Se ci metti meno di 2 minuti rispondi subito, come suggerisce anche David Allen nel suo GTD. Il trabocchetto in questo caso è non saper stimare bene il tempo e quindi il rischio è che i 2 minuti diventino 10, moltiplicato per ogni mail diventa un tempo che forse è meglio pianificare. Per gestire tutte le mail che richiedono più tempo per una risposta crea la cartella “@richiede una risposta” e pianifica un momento della tua giornata in cui ti dedichi a questa attività.

Delegate, in attesa, CC

Ci sono mail per le quali non è richiesta alcuna tua azione ma che contengono informazioni da tenere sotto controllo. Sono tutte quelle mail che contengono le attività delegate, le richieste di ulteriori informazioni, le informazioni su progetti che segui indirettamente e per le quali sei tra i destinatari in Cc. Tutte queste mail che non richiedono la tua attenzione quotidiana possono essere spostate in una o più cartelle tipo “@in attesa” e “@Delegate”. Ricordati di verificare almeno una volta alla settimana il contenuto di questa cartella e sollecitare eventualmente chi deve fornirti le informazioni o un feedback sulle sue attività.

Fare

Infine, le mail più difficili da gestire. Le mail che richiedono attività e azioni da fare. In questo caso per togliere le email dall’inbox crea le cartella “@da fare”.
Per gestire le email nella cartella “@da fare” non basta pianificare un momento della giornata per leggerle perché probabilmente si tratta di azioni più complesse o parti di progetto che non si esauriscono con la lettura della mail. Queste mail diventano delle vere e proprie attività da integrare nella gestione dei progetti o da inserire in calendario.
La tentazione è di lasciare queste mail in inbox perché effettivamente sono mail che richiedono tempo, pianificazione, attenzione e se sei stato bravo con le altre azioni (hai cioè cancellato, archiviato, spostato tutte le altre mail) potresti anche tenerle nell’inbox (io faccio così per alcune email). In questo modo l’inbox contiene solo le mail per cui è richiesta una tua azione.

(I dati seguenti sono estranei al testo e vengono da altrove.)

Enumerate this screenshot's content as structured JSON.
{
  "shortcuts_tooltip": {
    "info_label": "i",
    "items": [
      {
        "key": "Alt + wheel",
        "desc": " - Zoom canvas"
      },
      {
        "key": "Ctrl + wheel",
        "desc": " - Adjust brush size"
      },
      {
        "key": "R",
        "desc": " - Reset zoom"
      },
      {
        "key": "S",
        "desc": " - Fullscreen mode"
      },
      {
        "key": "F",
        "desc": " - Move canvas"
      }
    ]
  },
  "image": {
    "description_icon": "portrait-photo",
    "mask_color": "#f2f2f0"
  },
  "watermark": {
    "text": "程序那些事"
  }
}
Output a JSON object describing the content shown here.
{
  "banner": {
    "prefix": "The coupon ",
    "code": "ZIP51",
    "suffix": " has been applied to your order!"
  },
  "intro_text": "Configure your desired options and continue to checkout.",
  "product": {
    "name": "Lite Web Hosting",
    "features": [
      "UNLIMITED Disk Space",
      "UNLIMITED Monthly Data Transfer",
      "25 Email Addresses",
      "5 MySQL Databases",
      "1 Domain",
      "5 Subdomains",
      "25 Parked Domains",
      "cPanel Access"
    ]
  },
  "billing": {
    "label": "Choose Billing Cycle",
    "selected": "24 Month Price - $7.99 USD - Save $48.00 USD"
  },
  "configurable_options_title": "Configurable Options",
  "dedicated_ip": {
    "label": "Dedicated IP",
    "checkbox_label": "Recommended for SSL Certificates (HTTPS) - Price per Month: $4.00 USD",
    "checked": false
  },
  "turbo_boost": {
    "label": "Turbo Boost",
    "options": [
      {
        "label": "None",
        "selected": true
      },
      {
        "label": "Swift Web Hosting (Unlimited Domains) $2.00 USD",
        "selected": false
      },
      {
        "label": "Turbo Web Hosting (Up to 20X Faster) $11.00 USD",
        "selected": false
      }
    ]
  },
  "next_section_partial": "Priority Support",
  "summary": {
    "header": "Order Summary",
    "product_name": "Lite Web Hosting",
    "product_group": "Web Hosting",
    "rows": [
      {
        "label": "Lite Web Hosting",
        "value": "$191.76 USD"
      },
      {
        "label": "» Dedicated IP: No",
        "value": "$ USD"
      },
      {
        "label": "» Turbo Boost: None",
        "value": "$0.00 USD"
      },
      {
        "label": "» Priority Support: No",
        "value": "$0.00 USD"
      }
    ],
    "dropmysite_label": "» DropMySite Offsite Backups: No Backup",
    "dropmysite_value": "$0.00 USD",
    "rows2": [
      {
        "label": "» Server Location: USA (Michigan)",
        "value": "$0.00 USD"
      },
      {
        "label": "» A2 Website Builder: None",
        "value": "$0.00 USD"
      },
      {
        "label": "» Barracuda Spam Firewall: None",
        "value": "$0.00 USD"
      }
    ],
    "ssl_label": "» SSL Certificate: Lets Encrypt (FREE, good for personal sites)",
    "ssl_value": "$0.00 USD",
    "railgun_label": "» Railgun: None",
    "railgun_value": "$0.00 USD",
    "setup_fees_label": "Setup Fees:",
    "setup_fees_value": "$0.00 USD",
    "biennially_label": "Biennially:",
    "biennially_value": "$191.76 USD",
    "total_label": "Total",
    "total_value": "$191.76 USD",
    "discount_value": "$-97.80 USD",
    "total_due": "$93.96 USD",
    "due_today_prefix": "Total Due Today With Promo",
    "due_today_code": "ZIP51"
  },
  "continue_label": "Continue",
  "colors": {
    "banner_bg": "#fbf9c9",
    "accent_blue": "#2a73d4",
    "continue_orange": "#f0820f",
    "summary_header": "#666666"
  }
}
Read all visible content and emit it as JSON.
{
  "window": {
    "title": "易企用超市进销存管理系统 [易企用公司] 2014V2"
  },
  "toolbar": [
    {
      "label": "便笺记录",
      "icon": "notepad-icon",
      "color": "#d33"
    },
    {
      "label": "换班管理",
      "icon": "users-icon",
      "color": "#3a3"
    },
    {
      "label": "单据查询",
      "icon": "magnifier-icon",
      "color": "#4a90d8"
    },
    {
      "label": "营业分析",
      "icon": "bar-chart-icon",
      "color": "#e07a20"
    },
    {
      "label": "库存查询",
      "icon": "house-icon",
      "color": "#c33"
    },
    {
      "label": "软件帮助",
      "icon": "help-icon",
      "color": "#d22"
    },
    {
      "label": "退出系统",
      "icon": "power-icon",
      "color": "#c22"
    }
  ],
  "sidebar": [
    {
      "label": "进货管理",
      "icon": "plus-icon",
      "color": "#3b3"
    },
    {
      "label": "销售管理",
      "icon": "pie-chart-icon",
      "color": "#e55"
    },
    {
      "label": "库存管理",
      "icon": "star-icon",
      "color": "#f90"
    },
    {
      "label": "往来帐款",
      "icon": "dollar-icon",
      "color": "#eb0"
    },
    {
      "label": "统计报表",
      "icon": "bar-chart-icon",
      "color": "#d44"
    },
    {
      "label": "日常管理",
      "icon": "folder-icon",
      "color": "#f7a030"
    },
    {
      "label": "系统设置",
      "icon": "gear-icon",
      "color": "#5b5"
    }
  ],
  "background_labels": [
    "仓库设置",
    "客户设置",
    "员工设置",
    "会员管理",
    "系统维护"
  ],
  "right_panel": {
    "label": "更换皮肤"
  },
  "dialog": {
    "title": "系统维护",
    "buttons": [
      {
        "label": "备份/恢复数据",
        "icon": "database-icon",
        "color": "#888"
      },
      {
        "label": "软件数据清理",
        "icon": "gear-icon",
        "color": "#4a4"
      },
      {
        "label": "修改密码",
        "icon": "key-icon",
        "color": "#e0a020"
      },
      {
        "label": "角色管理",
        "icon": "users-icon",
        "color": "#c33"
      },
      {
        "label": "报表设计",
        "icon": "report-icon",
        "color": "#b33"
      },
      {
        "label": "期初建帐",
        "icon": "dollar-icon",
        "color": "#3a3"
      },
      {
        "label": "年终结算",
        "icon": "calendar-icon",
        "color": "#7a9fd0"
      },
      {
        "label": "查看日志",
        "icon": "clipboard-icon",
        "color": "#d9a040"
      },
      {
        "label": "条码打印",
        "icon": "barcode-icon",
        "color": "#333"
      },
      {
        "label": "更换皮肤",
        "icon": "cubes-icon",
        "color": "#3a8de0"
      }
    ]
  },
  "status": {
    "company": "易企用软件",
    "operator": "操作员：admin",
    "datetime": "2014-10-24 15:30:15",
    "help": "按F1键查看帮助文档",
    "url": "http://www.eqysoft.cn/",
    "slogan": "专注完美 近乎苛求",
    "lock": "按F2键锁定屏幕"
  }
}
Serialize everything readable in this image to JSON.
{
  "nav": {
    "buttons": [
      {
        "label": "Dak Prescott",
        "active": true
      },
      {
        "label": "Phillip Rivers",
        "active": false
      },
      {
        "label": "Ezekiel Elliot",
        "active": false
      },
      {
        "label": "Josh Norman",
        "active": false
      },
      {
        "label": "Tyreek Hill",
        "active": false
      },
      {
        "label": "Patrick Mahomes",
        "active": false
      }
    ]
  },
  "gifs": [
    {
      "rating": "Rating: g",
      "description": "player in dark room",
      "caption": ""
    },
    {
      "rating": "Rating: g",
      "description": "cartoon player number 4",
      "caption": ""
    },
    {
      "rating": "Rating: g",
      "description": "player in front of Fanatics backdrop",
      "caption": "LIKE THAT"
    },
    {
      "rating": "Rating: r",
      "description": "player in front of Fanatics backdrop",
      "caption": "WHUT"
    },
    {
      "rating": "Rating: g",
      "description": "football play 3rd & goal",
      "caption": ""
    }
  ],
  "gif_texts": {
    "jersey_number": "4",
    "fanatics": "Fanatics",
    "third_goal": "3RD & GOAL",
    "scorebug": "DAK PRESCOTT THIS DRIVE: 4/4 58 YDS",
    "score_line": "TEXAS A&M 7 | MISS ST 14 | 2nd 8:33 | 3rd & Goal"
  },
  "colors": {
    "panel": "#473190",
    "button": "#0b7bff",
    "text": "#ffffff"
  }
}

Questo ti obbliga comunque “a passare il tempo lì dentro”, che è proprio quello che il metodo ti vuole aiutare a non fare. Quindi per avvicinarsi all’Inbox Zero dovresti smistare anche questo tipo di mail.

Abituarsi a prendere una decisione per ogni mail arrivata (fosse anche decidere di eliminarla o spostarla in una cartella di gestione) ti allena a smistare informazioni e attività per liberare la mente e a integrare la posta elettronica nel tuo sistema di gestione e pianificazione del tuo lavoro.